There are several ways in which I strive to do this. Here are a few:

- Know the people: It is a joy for me to “shepherd the room” at my church because I know the people. I don’t know all of them, but I know many of them. When we sing a song, sometimes the Holy Spirit will remind me of trials, joys, and stories of what people in my church are going through so that I’m able to connect the truth of a song to real life. I also know where my church is as a “worshiping church." I know areas in which we are healthy, areas in which we need to grow, and how I can address both when I lead.

- Know the song: I mention this only because I believe that sometimes we as worship leaders pick songs randomly instead of thinking through the flow of the gathering. Just as a preacher delivers his sermon in an orderly and helpful way, we also want to create a “liturgy” or “flow” that helps our people to connect truth to their lives as well as to give glory to God. Knowing the song both musically and lyrically frees us up to actually lead instead of being buried in a music stand and/or confidence monitor.

- Plan what you will say: I always go through the songs in my office and sing them out to God on Friday; during that time, He will often impress upon my heart a particular truth that He wants me to meditate on or draw attention to on Sunday.
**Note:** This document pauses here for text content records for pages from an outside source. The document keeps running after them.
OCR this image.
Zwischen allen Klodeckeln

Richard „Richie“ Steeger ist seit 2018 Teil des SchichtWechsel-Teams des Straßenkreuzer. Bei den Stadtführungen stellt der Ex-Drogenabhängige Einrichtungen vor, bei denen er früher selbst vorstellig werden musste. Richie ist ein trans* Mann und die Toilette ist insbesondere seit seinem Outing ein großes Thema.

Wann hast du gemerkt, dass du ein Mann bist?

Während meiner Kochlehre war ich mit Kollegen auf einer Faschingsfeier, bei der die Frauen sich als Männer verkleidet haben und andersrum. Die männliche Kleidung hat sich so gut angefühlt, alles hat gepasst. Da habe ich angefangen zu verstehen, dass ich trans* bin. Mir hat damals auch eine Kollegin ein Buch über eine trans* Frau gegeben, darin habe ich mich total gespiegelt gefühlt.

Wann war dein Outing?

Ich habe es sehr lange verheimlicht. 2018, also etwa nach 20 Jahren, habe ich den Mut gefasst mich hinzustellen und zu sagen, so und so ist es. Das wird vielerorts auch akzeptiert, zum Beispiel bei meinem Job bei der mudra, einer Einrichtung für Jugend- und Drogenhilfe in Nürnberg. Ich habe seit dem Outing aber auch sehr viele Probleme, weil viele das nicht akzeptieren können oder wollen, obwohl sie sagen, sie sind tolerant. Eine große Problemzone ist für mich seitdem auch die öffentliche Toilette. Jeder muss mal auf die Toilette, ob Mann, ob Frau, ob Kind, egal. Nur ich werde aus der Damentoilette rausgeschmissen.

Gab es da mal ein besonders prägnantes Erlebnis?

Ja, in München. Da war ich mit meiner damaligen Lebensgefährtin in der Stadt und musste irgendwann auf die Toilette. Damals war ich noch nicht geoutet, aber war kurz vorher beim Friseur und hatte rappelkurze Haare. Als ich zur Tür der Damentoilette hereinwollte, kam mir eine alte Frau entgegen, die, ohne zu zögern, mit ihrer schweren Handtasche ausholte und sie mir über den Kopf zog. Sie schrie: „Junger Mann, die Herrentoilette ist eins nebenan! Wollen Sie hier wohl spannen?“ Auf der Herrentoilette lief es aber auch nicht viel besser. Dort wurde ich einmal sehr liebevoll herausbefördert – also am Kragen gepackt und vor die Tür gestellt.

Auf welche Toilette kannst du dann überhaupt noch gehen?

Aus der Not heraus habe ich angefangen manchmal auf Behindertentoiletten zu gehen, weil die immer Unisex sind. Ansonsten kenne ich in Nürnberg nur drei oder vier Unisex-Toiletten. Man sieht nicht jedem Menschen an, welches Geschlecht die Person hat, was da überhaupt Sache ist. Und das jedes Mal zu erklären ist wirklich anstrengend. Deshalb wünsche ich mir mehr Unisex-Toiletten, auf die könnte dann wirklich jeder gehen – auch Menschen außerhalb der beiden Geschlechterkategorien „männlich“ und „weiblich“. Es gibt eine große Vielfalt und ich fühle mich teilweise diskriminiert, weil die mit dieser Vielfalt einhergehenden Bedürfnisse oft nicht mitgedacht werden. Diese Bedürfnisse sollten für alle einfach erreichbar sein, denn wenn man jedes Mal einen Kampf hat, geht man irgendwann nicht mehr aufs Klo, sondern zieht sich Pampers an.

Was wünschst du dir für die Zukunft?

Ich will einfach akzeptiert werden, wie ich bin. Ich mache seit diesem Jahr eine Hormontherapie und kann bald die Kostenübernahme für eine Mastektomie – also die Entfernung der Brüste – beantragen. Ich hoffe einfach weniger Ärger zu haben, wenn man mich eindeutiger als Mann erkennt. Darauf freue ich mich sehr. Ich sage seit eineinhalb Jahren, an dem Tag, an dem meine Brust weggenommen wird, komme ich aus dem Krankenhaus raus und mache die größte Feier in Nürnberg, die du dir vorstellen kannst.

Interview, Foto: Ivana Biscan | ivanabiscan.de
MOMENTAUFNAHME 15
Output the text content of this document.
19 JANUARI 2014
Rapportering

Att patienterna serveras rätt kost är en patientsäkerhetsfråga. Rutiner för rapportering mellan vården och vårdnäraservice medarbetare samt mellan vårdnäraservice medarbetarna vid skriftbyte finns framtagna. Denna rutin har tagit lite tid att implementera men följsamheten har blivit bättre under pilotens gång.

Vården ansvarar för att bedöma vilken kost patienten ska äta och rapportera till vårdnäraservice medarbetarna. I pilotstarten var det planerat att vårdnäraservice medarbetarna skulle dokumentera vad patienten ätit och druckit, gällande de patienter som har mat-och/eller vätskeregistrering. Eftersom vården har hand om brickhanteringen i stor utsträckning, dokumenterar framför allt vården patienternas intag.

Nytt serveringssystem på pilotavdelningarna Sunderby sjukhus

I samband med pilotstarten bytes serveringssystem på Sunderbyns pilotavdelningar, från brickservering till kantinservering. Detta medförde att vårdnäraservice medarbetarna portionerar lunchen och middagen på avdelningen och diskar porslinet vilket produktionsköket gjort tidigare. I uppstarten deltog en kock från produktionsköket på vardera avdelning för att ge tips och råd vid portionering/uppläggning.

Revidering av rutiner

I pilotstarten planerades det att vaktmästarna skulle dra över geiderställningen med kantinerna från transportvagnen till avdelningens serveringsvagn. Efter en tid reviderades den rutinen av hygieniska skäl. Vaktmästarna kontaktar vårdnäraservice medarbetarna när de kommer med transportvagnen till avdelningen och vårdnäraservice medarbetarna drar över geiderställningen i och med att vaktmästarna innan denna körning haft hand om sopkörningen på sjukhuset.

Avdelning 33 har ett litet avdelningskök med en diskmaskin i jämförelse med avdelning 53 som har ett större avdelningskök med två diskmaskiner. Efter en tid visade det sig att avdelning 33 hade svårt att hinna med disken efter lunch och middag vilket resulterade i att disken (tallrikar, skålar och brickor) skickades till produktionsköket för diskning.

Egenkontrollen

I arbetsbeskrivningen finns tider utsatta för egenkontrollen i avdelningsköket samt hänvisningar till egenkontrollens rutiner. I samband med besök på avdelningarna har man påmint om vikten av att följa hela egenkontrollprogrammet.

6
Intentionality does not negate authenticity. The Spirit can work in our planning just as much as He can in our spontaneity.

- Follow the Spirit’s leading: This is something I’m trying to grow in. The Spirit is a real part of the Trinity, and He really is working amongst the people on Sunday. We shouldn’t be scared to ask Him to lead us as we lead His people to make much of Jesus. For me, this means understanding the disconnect between leading the church to sing something powerful while the church, as reflected in their worship, doesn’t seem to make the connection. Here is where we as worship leaders have to fight the “cheerleader mentality” of “sing it louder” or “sing it like you mean it,” and instead look to shepherd the room. Point to the Scripture passage from which the lyric you just sang was birthed. Remind the church that Jesus is indeed on His throne and that He delights in our praise. Above all, point to Christ.

- Say nothing: Sometimes God just wants us, as worship leaders, to shut up and let people meditate on what they just sang. Silence is a long-forgotten way of shepherding. There are times where we may be tempted to wonder “why isn’t God speaking,” while God might be telling us “I would if you would just shut up.” Don’t be afraid of silence, because sometimes shepherding the room is simply getting out of the way so that the real Shepherd can do His work.

- Walk with the Shepherd: A close walk with the Lord is vital to shepherding our people when we lead. The Spirit illuminates truths that we know from our walk. Sunday is an overflow of what we’ve been doing Monday through Saturday. As worship leaders, we don’t just sing songs, cheerlead our church, or fill time before the sermon. We are shepherding. What we say matters. How we lead people has an impact. Let’s
not only lead but also shepherd as we lead.